Sascha Mielcarek hat im Laufe seiner Karriere in der medizinischen Cannabis-Industrie einiges erlebt. Für Tilray leitete er 2019 die Geschäfte Europa, dem nahen Osten und Afrika. In seine Verantwortung viel dabei auch der Aufbau der deutschen Produktionsstätte für Aphria, einer der drei Produzenten des BfArM und von Tilray zwischenzeitlich aufgekauft. Zugleich war Sascha bis vor kurzem Chairman der European Medical Cannabis Association. Mit krautinvest.de blickt Sascha, seit 2023 Geschäftsführer von Canify, auf die letzten Jahre in der Industrie zurück und ordnet die aktuelle dynamische Phase ein. Trotz mehr als zwei Jahrzehnte aktiv in der Pharma-Industrie zeigt sich auch Sascha ein wenig überrascht, wie sich gerade die Nachfrage der Selbstzahler in den letzten Wochen entwickelt.

krautinvest.de: Sascha, du arbeitest seit rund 23 Jahren in der Pharma-Industrie. Was unterscheidet Cannabis von anderen Arzneimitteln?

Sascha Mielcarek: Am Ende ist es sehr ähnlich wie in anderen medizinischen Märkten auch. Cannabis war vor dem ersten April ein BtM-pflichtiges Präparat, also sogar noch deutlich strenger reguliert als die meisten traditionellen Pharmaprodukte. Allerdings gibt es bei Cannabis viel mehr ungeklärte Fragen. Die letzten fünf Jahre waren daher Pionierarbeit. Das macht es einerseits spannend, andererseits auch schwierig, weil man auf Hürden trifft, die eigentlich nicht sein müssten. Denn viele Akteure wissen nicht, wie man mit Cannabis umgehen muss.

Kannst du die Schwierigkeit konkretisieren?

Sascha Mielcarek: Ich denke, wir haben deutschlandweit beispielsweise nur 2.500 Ärztinnen und Ärzte, die Cannabis aktiv verschreiben, von insgesamt bundesweit mehr als 50.000 Ärztinnen. Cannabis ist immer noch nicht salonfähig, auch wenn sich bereits eine Menge getan hat. Wir sehen immer noch große Teile der Ärzteschaft, die sich schwer mit Cannabis tun. Sicherlich lag dies auch an der BtM-Einstufung, aber auch an Cannabis an sich. Als Verschreiber öffne ich beispielsweise die Arzt-Software und kann dann 500 unterschiedliche Blüten verordnen – ohne aber zu wissen, worin sie sich unterscheiden. In der sonstigen Pharmawelt ist das meist anders: Es gibt klare Kategorien, Indikationen, Dosierungen. Cannabis hingegen verlangt eine sehr individuelle Einstellung und Dosierung jedes Patienten. Unser größter “Gegenspieler” ist dabei die Unkenntnis und Konfusion der Marktteilnehmenden.

krautinvest.de: Anfang 2019 hast du die Geschäfte von Tilray in Europa, Afrika und dem nahen Osten geleitet. Damals herrschte noch eine ganz andere Aufbruchstimmung. Engpässe in Deutschland sorgten für entsprechend hohe Preise und Margen. Doch in den kommenden Wochen und Monaten nahm der Wettbewerb zu. Welche Phasen hat gerade der deutsche Markt in den letzten Jahren durchlaufen?

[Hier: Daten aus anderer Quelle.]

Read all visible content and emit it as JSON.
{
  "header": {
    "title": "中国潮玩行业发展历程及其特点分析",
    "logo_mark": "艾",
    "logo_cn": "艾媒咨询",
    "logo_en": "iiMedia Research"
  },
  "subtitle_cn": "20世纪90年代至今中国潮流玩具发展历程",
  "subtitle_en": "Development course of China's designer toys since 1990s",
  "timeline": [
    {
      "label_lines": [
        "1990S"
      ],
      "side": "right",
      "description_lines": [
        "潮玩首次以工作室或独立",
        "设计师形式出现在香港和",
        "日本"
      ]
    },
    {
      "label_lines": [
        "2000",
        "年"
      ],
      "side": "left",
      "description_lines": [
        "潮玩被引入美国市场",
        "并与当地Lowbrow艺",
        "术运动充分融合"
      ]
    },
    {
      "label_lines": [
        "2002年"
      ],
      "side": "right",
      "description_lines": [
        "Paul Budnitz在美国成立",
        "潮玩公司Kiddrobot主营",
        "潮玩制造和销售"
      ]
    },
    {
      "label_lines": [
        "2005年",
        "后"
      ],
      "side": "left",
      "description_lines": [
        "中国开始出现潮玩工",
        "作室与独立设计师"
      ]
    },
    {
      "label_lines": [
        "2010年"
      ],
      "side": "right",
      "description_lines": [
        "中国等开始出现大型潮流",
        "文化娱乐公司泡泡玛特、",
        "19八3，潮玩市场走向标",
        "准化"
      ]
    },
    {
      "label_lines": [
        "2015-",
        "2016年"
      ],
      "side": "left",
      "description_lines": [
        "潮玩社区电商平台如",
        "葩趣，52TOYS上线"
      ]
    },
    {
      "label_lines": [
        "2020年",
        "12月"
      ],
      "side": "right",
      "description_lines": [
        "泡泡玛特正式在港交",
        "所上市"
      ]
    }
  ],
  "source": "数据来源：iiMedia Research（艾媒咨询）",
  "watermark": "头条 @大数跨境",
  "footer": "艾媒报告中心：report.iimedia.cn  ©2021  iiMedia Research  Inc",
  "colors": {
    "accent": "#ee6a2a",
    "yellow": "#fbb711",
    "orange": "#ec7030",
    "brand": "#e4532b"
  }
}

Sascha Mielcarek: 2017 gab es kaum Marktteilnehmer und nur Importe aus Kanada und den Niederlanden. Die Phase war geprägt durch regulatorische Hürden. Den kanadischen Firmen gelingt damals als erstes der Marktzugang. Durch ihren first mover advantage konnten sie die gesamte Ware verkaufen, die ins Land ging. Alles, was in den Markt gelangte, wurde auch verkauft.

Im Extraktmarkt, der seit jeher verschreibungsgestützt ist, hat sich fast gar nichts verändert. Die einzige Änderung ist seitdem, dass es einen kleinen Privatmarkt gibt, um den inzwischen viele Distributoren durch Preisreduzierungen kämpfen.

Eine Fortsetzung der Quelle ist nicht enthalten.